You want, simplistically, a projectile with layers of different density materials so that they convert into energy, creating plasma, as the projectile goes through the asteroid. And you want that to happen intentionally. For example, if you design the layers such that the majority of the mass is converted near the center of the asteroid, then you get a very thorough and satisfying destruction of the asteroid. The last bit of mass wants to exit the asteroid to ensure the distribution.

But that means you have the equivalent of a shaped charge and can control — to a degree — the direction of destruction. In other words, if all the mass converts on the surface, you'll blow the asteroid to pieces, but most of the pieces will go sailing off into space away from the planet. If most of the mass converts on the other side of the asteroid then the explosion blows all those pieces toward the planet (assuming a straight-line projection, which obviously isn't true). My point is, you do have some control over where the pieces of the asteroid go.

The Bad

There are two problems with what I just said. The first is that even if the RKV magically converts no mass to energy, it's creating a whomping lot of heat converting the mass of the asteroid into energy — mostly in the form of super-heated plasma through the process of friction. That conversion to energy isn't controllable and will generally create an expanding cone with the short end toward space and the wide end toward the planet, forcing the asteroid away from the planet. (Granted, this process at relativistic speeds might be fast enough that the cone-shape doesn't effectively form. In that case the model is one of an expanding cylinder.)

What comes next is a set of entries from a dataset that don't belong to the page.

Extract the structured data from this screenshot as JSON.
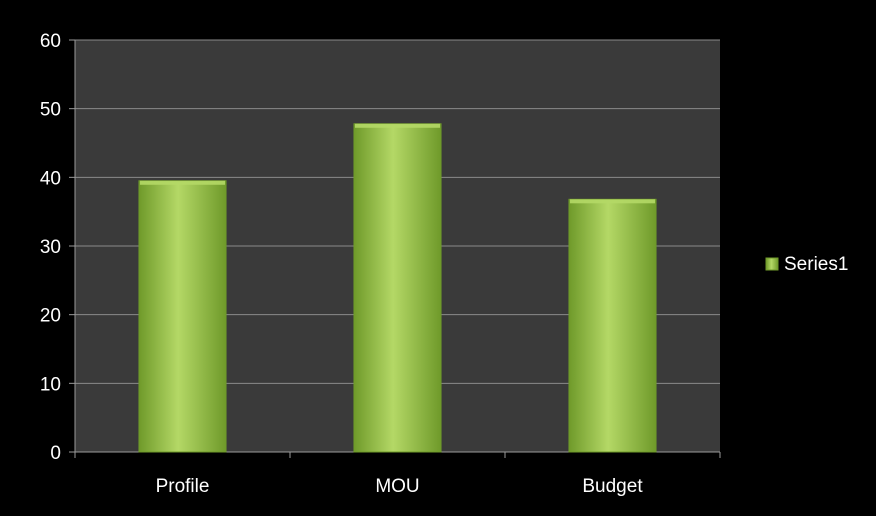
{
  "colors": {
    "background": "#000000",
    "plot_area": "#3a3a3a",
    "gridline": "#8a8a8a",
    "axis": "#9a9a9a",
    "bar_light": "#b4d866",
    "bar_mid": "#9bc447",
    "bar_dark": "#6f9a2a",
    "text": "#ffffff"
  },
  "chart_data": {
    "type": "bar",
    "categories": [
      "Profile",
      "MOU",
      "Budget"
    ],
    "series": [
      {
        "name": "Series1",
        "values": [
          39.5,
          47.8,
          36.8
        ]
      }
    ],
    "y_ticks": [
      "0",
      "10",
      "20",
      "30",
      "40",
      "50",
      "60"
    ],
    "ylim": [
      0,
      60
    ],
    "grid": true,
    "legend": {
      "position": "right",
      "entries": [
        "Series1"
      ]
    }
  }
}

The second significant problem is that the angle of approach has as much to do with that explosion as the conversion of the RKV mass to energy. If you want those pieces to stay in orbit around the planet, then ideally you want to strike the asteroid on a tangent to the rotation of the planet. This might get in the way of your story. It would likely mean (well, relativistic speeds, so maybe not) that the base can see it coming. Maybe. How fast is that RKV going and how are you keeping it along an arc near a planet at such short distances? The faster you go, the more time you need to make a turn. But... angle of approach, which complicates the shot. But at least more of the pieces will stay in orbit around the planet. Except...

The Ugly

Gently hitting an asteroid with an RKV such that it carefully splits apart and remains within the lagrange point is, frankly, unbelievable. Which means that while everything I just said might be interesting, I suspect it's also moot.

An object in motion stays in motion unless acted upon by an outside force.

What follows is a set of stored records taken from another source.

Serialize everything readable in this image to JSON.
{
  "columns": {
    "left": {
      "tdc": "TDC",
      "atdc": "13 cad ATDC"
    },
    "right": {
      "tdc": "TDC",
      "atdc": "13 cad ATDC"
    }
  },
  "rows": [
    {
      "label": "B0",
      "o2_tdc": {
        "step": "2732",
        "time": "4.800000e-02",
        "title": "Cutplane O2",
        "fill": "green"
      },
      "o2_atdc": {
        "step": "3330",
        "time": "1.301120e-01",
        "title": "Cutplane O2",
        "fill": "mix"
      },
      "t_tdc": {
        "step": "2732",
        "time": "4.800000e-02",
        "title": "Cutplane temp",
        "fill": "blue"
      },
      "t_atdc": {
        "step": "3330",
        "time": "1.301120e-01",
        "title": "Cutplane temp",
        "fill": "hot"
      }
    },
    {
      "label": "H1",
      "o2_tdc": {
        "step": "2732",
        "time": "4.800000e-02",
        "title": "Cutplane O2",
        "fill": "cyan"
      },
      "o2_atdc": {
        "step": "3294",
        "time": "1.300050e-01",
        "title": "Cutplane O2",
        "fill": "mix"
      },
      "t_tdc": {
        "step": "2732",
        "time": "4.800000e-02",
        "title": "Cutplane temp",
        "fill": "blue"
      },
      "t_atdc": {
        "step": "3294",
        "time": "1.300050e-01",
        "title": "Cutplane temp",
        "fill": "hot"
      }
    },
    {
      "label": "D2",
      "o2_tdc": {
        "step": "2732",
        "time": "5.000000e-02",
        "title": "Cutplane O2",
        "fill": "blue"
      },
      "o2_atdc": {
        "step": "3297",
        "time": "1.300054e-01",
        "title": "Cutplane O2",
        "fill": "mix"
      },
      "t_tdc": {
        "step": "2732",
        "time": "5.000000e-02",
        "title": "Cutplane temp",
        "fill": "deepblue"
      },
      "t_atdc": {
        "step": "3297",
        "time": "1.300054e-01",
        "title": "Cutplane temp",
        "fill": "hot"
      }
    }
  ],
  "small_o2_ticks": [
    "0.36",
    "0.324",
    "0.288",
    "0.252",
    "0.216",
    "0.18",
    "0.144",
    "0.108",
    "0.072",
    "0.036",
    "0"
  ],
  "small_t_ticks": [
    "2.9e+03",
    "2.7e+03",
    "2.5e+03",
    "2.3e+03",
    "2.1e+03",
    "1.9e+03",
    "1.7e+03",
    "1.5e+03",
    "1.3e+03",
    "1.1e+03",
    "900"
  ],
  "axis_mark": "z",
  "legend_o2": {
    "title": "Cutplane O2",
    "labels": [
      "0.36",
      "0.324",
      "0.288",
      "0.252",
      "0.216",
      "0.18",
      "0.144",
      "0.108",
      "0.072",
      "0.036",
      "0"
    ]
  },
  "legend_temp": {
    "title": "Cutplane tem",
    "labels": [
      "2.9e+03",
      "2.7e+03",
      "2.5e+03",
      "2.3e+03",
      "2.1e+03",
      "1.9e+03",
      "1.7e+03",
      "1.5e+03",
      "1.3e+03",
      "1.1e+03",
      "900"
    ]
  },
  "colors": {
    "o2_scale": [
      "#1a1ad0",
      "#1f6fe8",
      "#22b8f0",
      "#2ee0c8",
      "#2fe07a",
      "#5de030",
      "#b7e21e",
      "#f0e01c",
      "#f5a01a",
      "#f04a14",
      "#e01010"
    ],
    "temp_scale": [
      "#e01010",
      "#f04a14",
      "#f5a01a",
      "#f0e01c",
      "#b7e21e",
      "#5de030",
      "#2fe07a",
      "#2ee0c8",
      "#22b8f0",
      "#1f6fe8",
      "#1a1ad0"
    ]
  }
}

A lagrange point is a location where gravitational forces are somewhat balanced such that things can "hang out" there without the necessity of orbiting and neither be lost to nor sucked in by the planet.

And you just gave them momentum.

  • Some pieces would be pushed into the planet's gravitational pull and will burn up in the atmosphere.

  • Some pieces will end up orbiting the planet as a very low density ring.

  • Most pieces have gone sailing off into space.

But you shouldn't let any of this stop you from telling a good story. It's your world. If you want the RKV to just barely burrow to the center of the asteroid and go "pop" such that the pieces remain in the lagrange point — do it! The number of readers who realize how unlikely that would be are so low that you shouldn't care about them. Besides, they're willing to let a lot of things slide for the sake of a good story.